Bürokratieabbau in Deutschland: Ein Milliardenpotenzial für die Wirtschaft
Die Bürokratie in Deutschland hat sich zu einer der größten wirtschaftlichen Belastungen entwickelt. Laut einer aktuellen Studie des Münchner Ifo-Instituts kostet sie die deutsche Wirtschaft jährlich bis zu 146 Milliarden Euro. Die Ergebnisse zeigen nicht nur die Dringlichkeit, sondern auch das enorme Potenzial, das im Bürokratieabbau schlummert.
Die Kosten, die durch Bürokratie entstehen, sind weitaus höher als bisher angenommen. Während der Nationale Normenkontrollrat (NKR) Ende 2023 von direkten Bürokratiekosten in Höhe von 65 Milliarden Euro pro Jahr sprach, zeigt die Ifo-Studie, dass die tatsächliche Belastung mehr als doppelt so hoch ist.
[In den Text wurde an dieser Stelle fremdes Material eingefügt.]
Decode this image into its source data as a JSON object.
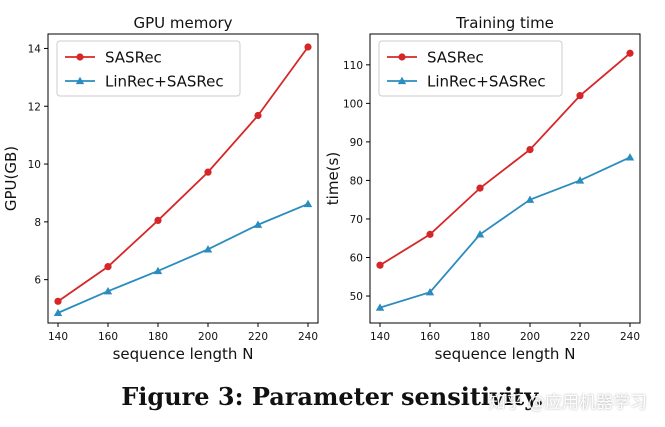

Neben den direkten Ausgaben für Dokumentationspflichten und langwierige Verwaltungsverfahren entstehen erhebliche indirekte Kosten, wie etwa Verzögerungen bei Investitionsprojekten oder administrative Aufwände für Unternehmen.
Der Bürokratie-Index: Ein globaler Vergleich
Grundlage der Studie ist ein sogenannter Bürokratie-Index, der den bürokratischen Aufwand in verschiedenen Ländern misst. Besonders beeindruckend sind die Ergebnisse von Ländern wie Schweden, das als Spitzenreiter im Bürokratieabbau gilt. Die Forscher simulierten die möglichen Effekte, wenn Deutschland auf das gleiche Bürokratieniveau wie Schweden gebracht würde. Das Resultat: Die deutsche Wirtschaftsleistung könnte signifikant gesteigert werden.
Digitalisierung als Schlüssel zur Entlastung
Ein wesentlicher Faktor, der die Bürokratiekosten in Deutschland in die Höhe treibt, ist die unzureichende Digitalisierung der öffentlichen Verwaltung. Während Länder wie Dänemark hier eine Vorreiterrolle einnehmen, hinkt Deutschland hinterher. Laut der Studie könnten allein durch eine Anpassung an das dänische Digitalisierungsniveau jährlich bis zu 96 Milliarden Euro zusätzlich an Wirtschaftsleistung generiert werden.
Die Industrie- und Handelskammer (IHK) für München und Oberbayern fordert daher eine umfassende Modernisierung der Verwaltungsprozesse. „Die Unternehmen brauchen einen zentralen Online-Zugang zu allen wirtschaftsrelevanten Leistungen und bundesweit einheitliche, nutzerfreundliche Lösungen“, betont Manfred Gößl, Hauptgeschäftsführer der IHK.
Forderungen der Wirtschaft: Bürokratiemoratorium und klare Reformen
Angesichts der hohen Belastungen plädiert die IHK für ein sofortiges Bürokratiemoratorium. Ziel ist es, alle Nachweis-, Dokumentations- und Berichtspflichten sowie Statistikmeldungen auf den Prüfstand zu stellen. Auch ständige Gesetzesänderungen, Datenschutzvorgaben und langwierige Genehmigungsverfahren sollen überarbeitet und, wo möglich, abgeschafft werden.
Die Forderungen richten sich nicht nur an die deutsche Regierung, sondern auch an die EU. Viele Unternehmen beklagen, dass Vorgaben aus Brüssel zusätzliche Hürden schaffen. Besonders kleine und mittelständische Betriebe sind von der Bürokratie überproportional betroffen.
Erste Ansätze: Das Bürokratieentlastungsgesetz
Die Bundesregierung hat zwar bereits Maßnahmen ergriffen, wie das Bürokratieentlastungsgesetz, das rund 944 Millionen Euro Einsparungen pro Jahr verspricht. Doch viele Experten halten diese Schritte für unzureichend. Mehr als 60 Einzelmaßnahmen wurden verabschiedet, doch der große Wurf fehlt bisher. Laut Gößl sei es notwendig, mutigere und umfassendere Reformen anzustoßen, um die Wirtschaft nachhaltig zu entlasten.
Strukturelle Probleme behindern die Wirtschaft
Neben der Digitalisierung sind auch andere strukturelle Probleme in Deutschland hinderlich. Wolfgang Große Entrup, Hauptgeschäftsführer des Verbands der Chemischen Industrie (VCI), kritisiert, dass hohe Energiepreise, ein unattraktives Steuersystem und langsame Genehmigungsverfahren die Wettbewerbsfähigkeit Deutschlands beeinträchtigen. „Unsere Industrie braucht daher zeitnah niedrigere Kosten und weniger Regulierungen, um langfristig konkurrenzfähig zu bleiben“, so Große Entrup.